Podczas przerwy reprezentacyjnej Stelmet BC Zielona Góra trenował bez trzech zawodników: Łukasza Koszarka, Przemysława Zamojskiego i Filipa Matczaka. W tym czasie drużyna prowadzona przez Artura Gronka pracowała nad udoskonaleniem swojej gry. Sprawdzianem był sparing z niemieckim Mitteldeutscher BC, który mistrzowie Polski przegrali 87:104. - Nie ma się co oszukiwać, że straciliśmy sporo punktów. Na pewno nie zagraliśmy na takim poziomie, na jakim powinniśmy. Trzeba to spotkanie przeanalizować i przygotowywać się do meczów o punkty. To był tylko sparing. Chcieliśmy wygrać, ale się nie udało. Przed nami trudny okres grudniowy - przyznał w rozmowie z Radiem Zielona Góra Filipi Matczak.
Zielonogórzan czeka niezwykle ważny miesiąc, jeśli chodzi o ich przyszłość w Lidze Mistrzów. Jeśli w grudniu ustrzegą się wpadek, wykonają spory krok w kierunku awansu do kolejnej fazy Basketball Champions League. - Mamy przed sobą dwa bardzo ważne mecze u siebie. Najpierw z CEZ Nymburk, który ostatnio wzmocnił się Dardanem Berishą, a później przyjedzie Aris Saloniki. Chcielibyśmy wygrać oba spotkania, by poprawić nasz bilans i optymistycznie patrzyć w przyszłość i awans - skomentował rzucający.

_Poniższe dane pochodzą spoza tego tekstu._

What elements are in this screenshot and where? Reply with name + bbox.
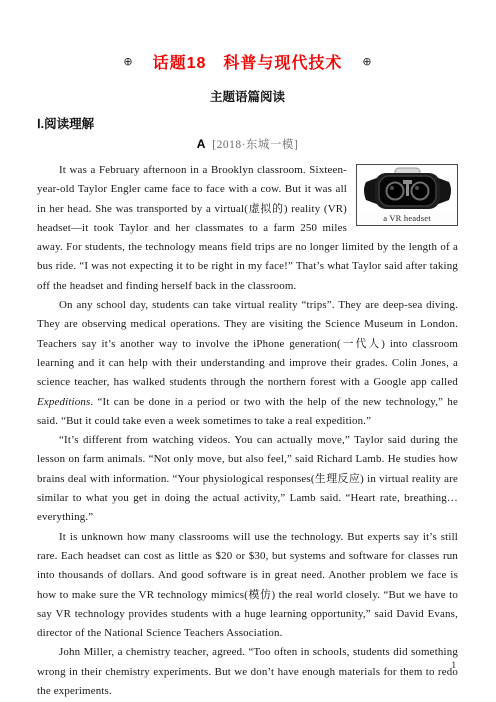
paragraph-4-text: It is unknown how many classrooms will u… — [37, 531, 458, 639]
vr-headset-image — [360, 167, 455, 213]
passage-source-row: A [2018·东城一模] — [37, 137, 458, 153]
paragraph-3: “It’s different from watching videos. Yo… — [37, 431, 458, 527]
theme-reading-subtitle: 主题语篇阅读 — [37, 87, 458, 105]
paragraph-2-app-name-italic: Expeditions — [37, 396, 90, 408]
anchor-right-icon: ⊕ — [362, 55, 371, 68]
page-number: 1 — [452, 660, 457, 670]
document-page: ⊕ 话题18 科普与现代技术 ⊕ 主题语篇阅读 Ⅰ.阅读理解 A [2018·东… — [0, 0, 496, 702]
passage-letter-label: A — [197, 137, 206, 151]
paragraph-2: On any school day, students can take vir… — [37, 296, 458, 431]
vr-headset-figure: a VR headset — [356, 164, 458, 226]
paragraph-1: a VR headset It was a February afternoon… — [37, 161, 458, 296]
figure-caption: a VR headset — [359, 213, 455, 224]
page-title-row: ⊕ 话题18 科普与现代技术 ⊕ — [37, 50, 458, 73]
reading-passage: a VR headset It was a February afternoon… — [37, 161, 458, 701]
anchor-left-icon: ⊕ — [123, 55, 132, 68]
section-heading-reading-comprehension: Ⅰ.阅读理解 — [37, 114, 458, 132]
page-title: 话题18 科普与现代技术 — [153, 50, 343, 73]
paragraph-3-text: “It’s different from watching videos. Yo… — [37, 434, 458, 523]
paragraph-2-text-a: On any school day, students can take vir… — [37, 299, 458, 388]
paragraph-4: It is unknown how many classrooms will u… — [37, 528, 458, 644]
passage-source-tag: [2018·东城一模] — [212, 139, 298, 151]
paragraph-5-text: John Miller, a chemistry teacher, agreed… — [37, 646, 458, 697]
paragraph-2-text-b: . “It can be done in a period or two wit… — [37, 396, 458, 427]
paragraph-5: John Miller, a chemistry teacher, agreed… — [37, 643, 458, 701]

Przed przerwą reprezentacyjną Matczak spędzał na parkiecie mniej minut niż na początku tego sezonu. 24-latek w najbliższym czasie będzie chciał udowodnić swoją przydatność dla zespołu. - Nie był to dla mnie łatwy okres, ale w życiu są wzloty i upadki. Ja zaliczyłem upadek. Przede mną grudzień, w który na pewno wejdę dobrze i będę grał na takim poziomie, na jakim powinienem. Trzeba robić swoje. Dobrze wiem, że potrafię grać w koszykówkę i to udowodnię - dodał Matczak.